Do you think Fermi's "Great Filter" is not necessarily that a civilization destroys itself, but that it discovers a way to destroy the Universe?
Like, maybe the fabric of our reality is more fragile than we realize, and the reason we don't see "aliens" is that the universe doesn't get old enough for intelligent life to meet.
Of course, this assumes we are in a statistically "average" Universe, since presumably there could be a Universe in which intelligent life co-evolves within the same solar system.
I believe that science, math, are more inextricably linked to philosophy than people tend to think.
While my idea is particularly half-cocked, the Great Filter theory is an important question for us as a species to answer. If evidence ever came to light that there is some challenge awaiting us that could wipe out our species, it would behoove us to at least be aware that such a challenge exists - even without necessarily knowing any specifics.

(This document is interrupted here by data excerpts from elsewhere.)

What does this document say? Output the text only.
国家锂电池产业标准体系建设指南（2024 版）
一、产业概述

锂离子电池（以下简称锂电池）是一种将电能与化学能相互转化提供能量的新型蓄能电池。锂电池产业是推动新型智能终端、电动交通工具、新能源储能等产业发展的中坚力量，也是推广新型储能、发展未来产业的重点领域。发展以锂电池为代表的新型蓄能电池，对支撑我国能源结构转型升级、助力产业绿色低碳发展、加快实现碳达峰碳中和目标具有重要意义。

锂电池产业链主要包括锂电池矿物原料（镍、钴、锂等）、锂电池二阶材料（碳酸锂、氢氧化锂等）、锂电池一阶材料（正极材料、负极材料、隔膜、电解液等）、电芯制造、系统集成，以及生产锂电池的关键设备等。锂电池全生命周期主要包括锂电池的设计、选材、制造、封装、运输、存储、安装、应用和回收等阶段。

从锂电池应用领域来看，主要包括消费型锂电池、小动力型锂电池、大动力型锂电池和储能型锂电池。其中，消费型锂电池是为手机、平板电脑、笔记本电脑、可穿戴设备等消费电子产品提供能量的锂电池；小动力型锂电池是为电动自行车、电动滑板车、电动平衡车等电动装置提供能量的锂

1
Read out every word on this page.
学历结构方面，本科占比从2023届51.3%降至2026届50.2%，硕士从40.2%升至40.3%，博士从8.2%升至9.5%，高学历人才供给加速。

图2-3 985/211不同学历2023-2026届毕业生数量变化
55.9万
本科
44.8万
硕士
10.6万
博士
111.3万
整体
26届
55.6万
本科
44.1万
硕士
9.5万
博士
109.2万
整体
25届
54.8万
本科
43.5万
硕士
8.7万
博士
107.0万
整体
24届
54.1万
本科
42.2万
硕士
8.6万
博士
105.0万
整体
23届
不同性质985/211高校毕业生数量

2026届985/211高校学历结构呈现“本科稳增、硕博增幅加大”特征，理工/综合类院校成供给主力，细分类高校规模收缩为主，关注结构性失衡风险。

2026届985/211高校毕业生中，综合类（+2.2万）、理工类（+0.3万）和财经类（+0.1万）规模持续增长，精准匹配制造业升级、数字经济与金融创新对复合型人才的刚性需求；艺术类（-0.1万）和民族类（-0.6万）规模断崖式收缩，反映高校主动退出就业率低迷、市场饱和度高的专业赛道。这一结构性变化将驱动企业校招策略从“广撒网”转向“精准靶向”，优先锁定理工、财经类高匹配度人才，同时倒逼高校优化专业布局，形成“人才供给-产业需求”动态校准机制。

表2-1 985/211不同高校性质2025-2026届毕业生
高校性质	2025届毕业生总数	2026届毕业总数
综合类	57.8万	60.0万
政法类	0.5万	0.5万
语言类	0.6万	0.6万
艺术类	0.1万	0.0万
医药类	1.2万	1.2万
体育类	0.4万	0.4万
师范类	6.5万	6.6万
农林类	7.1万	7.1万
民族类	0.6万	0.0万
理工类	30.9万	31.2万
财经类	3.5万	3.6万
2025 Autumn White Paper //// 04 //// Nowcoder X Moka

I gotta admit, I really wanted to like 3BP on Netflix, but imo they added way too much "personal drama". It's like they intended to sprinkle it on and the lid came off the container lol. It was worth it just to see the ship though.
Fyi, math and science is philosophy. Science is how philosophy started to actually get answers to the questions it was asking(the scientific method) and math is one of the languages it did it through. The Cult of Pythagoras was a group that believed all answers could be found through numbers and math.
Philosophy helped birth both of those fields.
Agreed. I was never a "math kid", so when I got to university, I was very surprised that a large part of what I learned in my math courses was actually philosophy.
That shift in paradigm instantly made me interested in math, weirdly enough. Turns out I love math, I'm just not a fan of numbers, haha.